Napoléon avait dit à ceux qui lui demandaient grâce pour une femme: «Cette femme monte les esprits dans un sens qui ne convient pas à mes vues; je ne sais comment il se fait que, quand on l'a lue, on m'aime moins.» L'exécuteur impassible de ses rigueurs, Savary, ajouta, dans la lettre qu'il répondit à madame de Staël, l'humiliation à la douleur. Cette lettre est un monument du dédain soldatesque du moment pour les suspects de génie et d'indépendance.
«J'ai reçu, madame, la lettre que vous m'avez fait l'honneur de m'écrire. M. votre fils a dû vous apprendre que je ne voyais pas d'inconvénient à ce que vous retardassiez votre départ de sept à huit jours. Je désire qu'ils suffisent aux arrangements qui vous restent à prendre, parce que je ne puis vous en accorder davantage.
«Il ne faut point rechercher la cause de l'ordre que je vous ai signifié dans le silence que vous avez gardé à l'égard de l'empereur dans votre dernier ouvrage, ce serait une erreur: il ne pouvait pas y trouver une place qui fût digne de lui. Mais votre exil est une conséquence naturelle de la marche que vous suivez constamment depuis plusieurs années. Il m'a paru que l'air de ce pays-ci ne vous convenait point, et nous n'en sommes pas encore réduits à chercher des modèles dans les peuples que vous admirez.
«Votre dernier ouvrage n'est point français; c'est moi qui en ai arrêté l'impression. Je regrette la perte qu'il va faire éprouver au libraire, mais il ne m'est pas possible de le laisser paraître.
«Vous savez, madame, qu'il ne vous avait été permis de sortir de Coppet que parce que vous aviez exprimé le désir de passer en Amérique. Si mon prédécesseur vous a laissée habiter le département de Loir-et-Cher, vous n'avez pas dû regarder cette tolérance comme une révocation des dispositions qui avaient été arrêtées à votre égard. Aujourd'hui vous m'obligez à les faire exécuter strictement; il ne faut vous en prendre qu'à vous-même.
«Je mande à M. Corbigny de tenir la main à l'exécution de l'ordre que je lui ai donné, lorsque le délai que je vous accorde sera expiré.

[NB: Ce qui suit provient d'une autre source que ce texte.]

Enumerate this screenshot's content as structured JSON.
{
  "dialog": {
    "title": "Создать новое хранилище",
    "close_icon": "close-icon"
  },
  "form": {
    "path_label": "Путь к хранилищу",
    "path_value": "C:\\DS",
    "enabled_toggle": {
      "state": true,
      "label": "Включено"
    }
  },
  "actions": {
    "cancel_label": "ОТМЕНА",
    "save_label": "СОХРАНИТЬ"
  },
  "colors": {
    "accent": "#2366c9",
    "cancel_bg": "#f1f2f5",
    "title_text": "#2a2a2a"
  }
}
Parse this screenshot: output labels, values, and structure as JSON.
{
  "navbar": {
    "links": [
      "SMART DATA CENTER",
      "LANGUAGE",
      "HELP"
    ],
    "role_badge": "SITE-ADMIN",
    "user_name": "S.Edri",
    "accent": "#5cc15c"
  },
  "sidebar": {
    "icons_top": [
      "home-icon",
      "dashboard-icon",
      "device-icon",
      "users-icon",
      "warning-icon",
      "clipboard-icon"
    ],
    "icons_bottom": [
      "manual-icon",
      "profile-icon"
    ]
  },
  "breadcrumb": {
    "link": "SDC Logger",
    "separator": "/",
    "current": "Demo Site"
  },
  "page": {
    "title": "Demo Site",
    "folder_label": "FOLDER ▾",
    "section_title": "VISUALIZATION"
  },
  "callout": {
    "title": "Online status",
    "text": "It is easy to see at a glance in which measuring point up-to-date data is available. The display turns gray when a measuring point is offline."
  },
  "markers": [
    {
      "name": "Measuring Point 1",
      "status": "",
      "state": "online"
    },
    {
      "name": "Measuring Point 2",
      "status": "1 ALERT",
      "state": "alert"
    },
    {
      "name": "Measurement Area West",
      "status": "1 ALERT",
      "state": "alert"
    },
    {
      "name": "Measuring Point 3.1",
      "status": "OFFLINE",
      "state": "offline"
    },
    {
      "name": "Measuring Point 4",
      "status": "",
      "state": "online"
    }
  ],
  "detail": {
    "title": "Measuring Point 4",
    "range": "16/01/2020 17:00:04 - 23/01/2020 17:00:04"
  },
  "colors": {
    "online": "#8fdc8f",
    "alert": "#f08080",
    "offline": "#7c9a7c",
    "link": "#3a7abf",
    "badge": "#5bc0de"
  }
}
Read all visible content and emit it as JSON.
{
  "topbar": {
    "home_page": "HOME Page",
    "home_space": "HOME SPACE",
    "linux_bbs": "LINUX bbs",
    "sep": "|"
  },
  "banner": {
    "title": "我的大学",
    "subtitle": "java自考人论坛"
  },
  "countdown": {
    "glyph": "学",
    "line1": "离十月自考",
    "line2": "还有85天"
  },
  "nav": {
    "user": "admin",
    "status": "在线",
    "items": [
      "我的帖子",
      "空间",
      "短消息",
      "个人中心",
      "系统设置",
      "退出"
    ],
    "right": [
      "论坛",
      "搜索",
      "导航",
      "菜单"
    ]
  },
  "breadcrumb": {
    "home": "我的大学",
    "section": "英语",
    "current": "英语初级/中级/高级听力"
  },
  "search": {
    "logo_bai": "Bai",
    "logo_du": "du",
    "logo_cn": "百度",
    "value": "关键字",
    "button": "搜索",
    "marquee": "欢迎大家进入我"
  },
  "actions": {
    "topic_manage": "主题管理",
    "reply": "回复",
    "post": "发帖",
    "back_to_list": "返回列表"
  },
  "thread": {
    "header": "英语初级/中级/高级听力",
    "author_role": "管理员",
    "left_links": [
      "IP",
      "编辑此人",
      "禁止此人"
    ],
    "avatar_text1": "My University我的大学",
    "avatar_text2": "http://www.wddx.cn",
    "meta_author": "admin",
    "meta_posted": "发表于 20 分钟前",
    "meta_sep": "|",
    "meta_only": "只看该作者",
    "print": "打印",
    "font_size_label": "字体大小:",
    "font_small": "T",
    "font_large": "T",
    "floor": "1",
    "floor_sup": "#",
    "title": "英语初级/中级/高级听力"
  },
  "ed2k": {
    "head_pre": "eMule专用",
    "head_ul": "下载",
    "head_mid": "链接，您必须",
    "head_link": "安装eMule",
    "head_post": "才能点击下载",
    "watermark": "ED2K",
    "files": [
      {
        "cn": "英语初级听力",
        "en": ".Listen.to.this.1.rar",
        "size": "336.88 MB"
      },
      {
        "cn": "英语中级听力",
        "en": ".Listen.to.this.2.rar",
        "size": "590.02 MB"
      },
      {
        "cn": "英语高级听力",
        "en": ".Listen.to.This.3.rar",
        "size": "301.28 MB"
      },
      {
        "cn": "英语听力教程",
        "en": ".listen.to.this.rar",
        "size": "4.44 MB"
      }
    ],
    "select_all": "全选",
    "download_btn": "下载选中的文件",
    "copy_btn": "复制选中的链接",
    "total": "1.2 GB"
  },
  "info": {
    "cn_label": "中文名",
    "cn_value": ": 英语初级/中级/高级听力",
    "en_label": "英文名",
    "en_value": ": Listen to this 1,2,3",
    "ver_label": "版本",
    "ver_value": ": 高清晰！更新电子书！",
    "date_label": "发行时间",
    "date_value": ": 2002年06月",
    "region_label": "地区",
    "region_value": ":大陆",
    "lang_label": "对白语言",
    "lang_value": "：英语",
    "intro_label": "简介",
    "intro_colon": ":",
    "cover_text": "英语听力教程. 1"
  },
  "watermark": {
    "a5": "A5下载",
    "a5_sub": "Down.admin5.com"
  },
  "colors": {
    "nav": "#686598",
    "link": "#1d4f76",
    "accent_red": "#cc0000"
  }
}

«Je suis aux regrets, Madame, que vous m'ayez contraint de commencer ma correspondance avec vous par une mesure de rigueur: il m'aurait été plus agréable de n'avoir qu'à vous offrir le témoignage de la haute considération avec laquelle j'ai l'honneur d'être,
«Madame,
«Votre très-humble et très-obéissant serviteur,
«P. S. J'ai des raisons, Madame, pour vous indiquer les ports de Lorient, La Rochelle, Bordeaux et Rochefort, comme étant les seuls ports dans lesquels vous pouvez vous embarquer. Je vous invite à me faire connaître celui que vous aurez choisi.»
XL
Les deux fils de madame de Staël, innocents des opinions et du génie de leur mère, se présentèrent en vain à Fontainebleau pour intercéder auprès de Napoléon; ils reçurent l'ordre de s'éloigner et furent compris dans l'exil. Le séjour de Coppet fut converti en prison d'État par le préfet de Genève. Les habitants ne pouvaient étendre leurs promenades que dans un rayon de deux lieues du château: les amis qui venaient les visiter encouraient eux-mêmes l'exil. M. Mathieu de Montmorency et madame Récamier, deux cœurs tentés par le péril quand il fallait avouer ou consoler l'amitié, bravèrent cet ordre et subirent la peine de leur courageuse générosité.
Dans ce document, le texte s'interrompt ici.